The new measures come on top of 25 billion euros taken out of the economy since 2008, equivalent to 15 percent of annual output, although the rapid rate of services sector growth last month showed its ability to weather the cuts as well as Europe's downturn.
The services sector, which accounts for about 60 percent of the economy, grew at its fastest pace in five years while separate data on Wednesday showed that the jobless rate hit a 17-month low, helping to soften the budget blow.
With a record majority, the ministers had no problem pushing the first measures through parliament.
The broad thrust of the budget had already been agreed under the terms of Ireland's 85 billion euro EU/IMF bail-out, with 1.2 billion coming from new tax measures, and just under 2 billion saved through cuts to expenditure.
Noonan detailed the tax hikes, some aimed at wealthy pensioners, announcing cuts to capital gains taxes and pension relief, a hike in motor taxes and putting an extra euro of excise duty on a bottle of wine.

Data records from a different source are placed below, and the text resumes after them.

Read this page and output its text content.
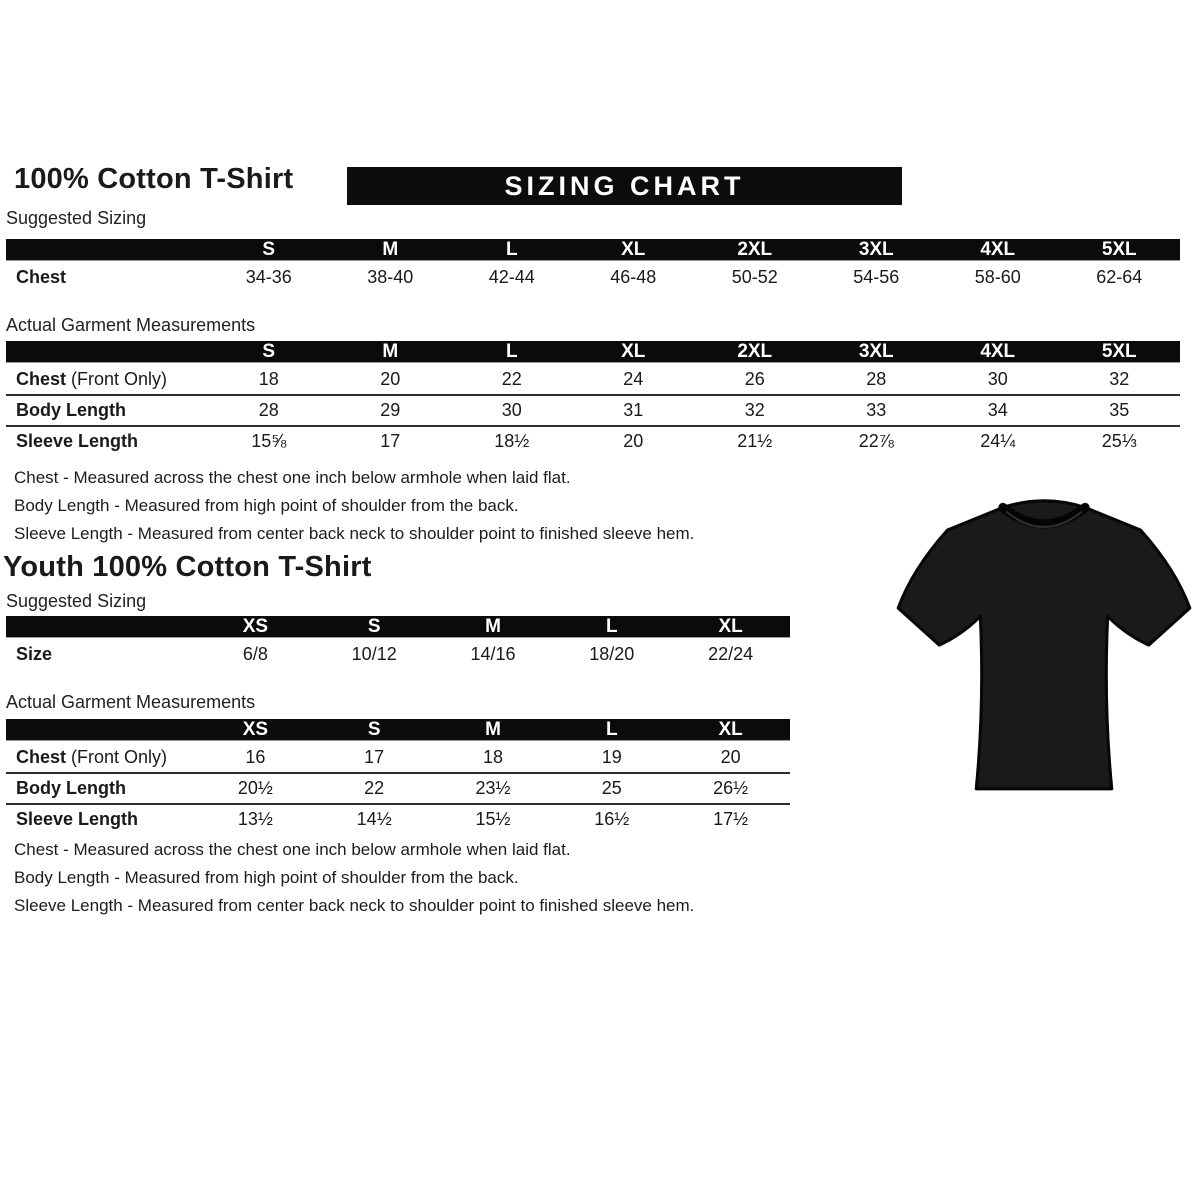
100% Cotton T-Shirt	SIZING CHART
Suggested Sizing
S	M	L	XL	2XL	3XL	4XL	5XL
Chest	34-36	38-40	42-44	46-48	50-52	54-56	58-60	62-64
Actual Garment Measurements
S	M	L	XL	2XL	3XL	4XL	5XL
Chest (Front Only)	18	20	22	24	26	28	30	32
Body Length	28	29	30	31	32	33	34	35
Sleeve Length	15⅝	17	18½	20	21½	22⅞	24¼	25⅓
Chest - Measured across the chest one inch below armhole when laid flat.
Body Length - Measured from high point of shoulder from the back.
Sleeve Length - Measured from center back neck to shoulder point to finished sleeve hem.
Youth 100% Cotton T-Shirt
Suggested Sizing
XS	S	M	L	XL
Size	6/8	10/12	14/16	18/20	22/24
Actual Garment Measurements
XS	S	M	L	XL
Chest (Front Only)	16	17	18	19	20
Body Length	20½	22	23½	25	26½
Sleeve Length	13½	14½	15½	16½	17½
Chest - Measured across the chest one inch below armhole when laid flat.
Body Length - Measured from high point of shoulder from the back.
Sleeve Length - Measured from center back neck to shoulder point to finished sleeve hem.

After tax receipts fell 0.5 percent behind target for 2012 following a big drop in November, he said the new measures would have a bigger carry over effect than originally pencilled in and almost halve the next round of required tax hikes in a year's time to 500 million euros.
His colleague, spending minister Brendan Howlin of the junior coalition Labour party, laid out cuts mainly to the large health and social protection budgets, cutting child benefit along with free health care entitlements.
"They've managed to come up with a budget that uses all tools and spreads the pain fairly widely. No individual cut is really very drastic," said Philip Lane, economics professor of at Trinity College Dublin.
"Ireland is taking a very gradual approach to austerity, it's not like they are trying to get down to zero very quickly. It's sizable but the bottom line is still that there's a huge amount of borrowing."
Noonan reiterated that Dublin would trim its budget deficit to a better-than-expected 8.2 percent of gross domestic product (GDP), a still-high level that puts it under extra pressure to hit growth targets that also remained unchanged.
Political analysts said that while it may be risky to target well-off pensioners after Ireland's elderly forced the government to drop plans to means-test medical allowances four years ago, similarly sized demonstrations were unlikely to be repeated this time.
However with unemployment close to a crisis high at 14.6 percent, the property tax sure to be unpopular and Dublin under pressure to strike a deal with Europe to ease the burden of an expensive bank bailout, the government cannot take the public's patience for granted.
"I can't afford to pay the property tax and I'll go to jail before I'm forced to pay, it's as simple as that," said Tom Busteed, a pensioner who travelled from the southern county of Cork to protest outside the gates of parliament.
"It should be equal cuts for everybody, but that's not what's happening."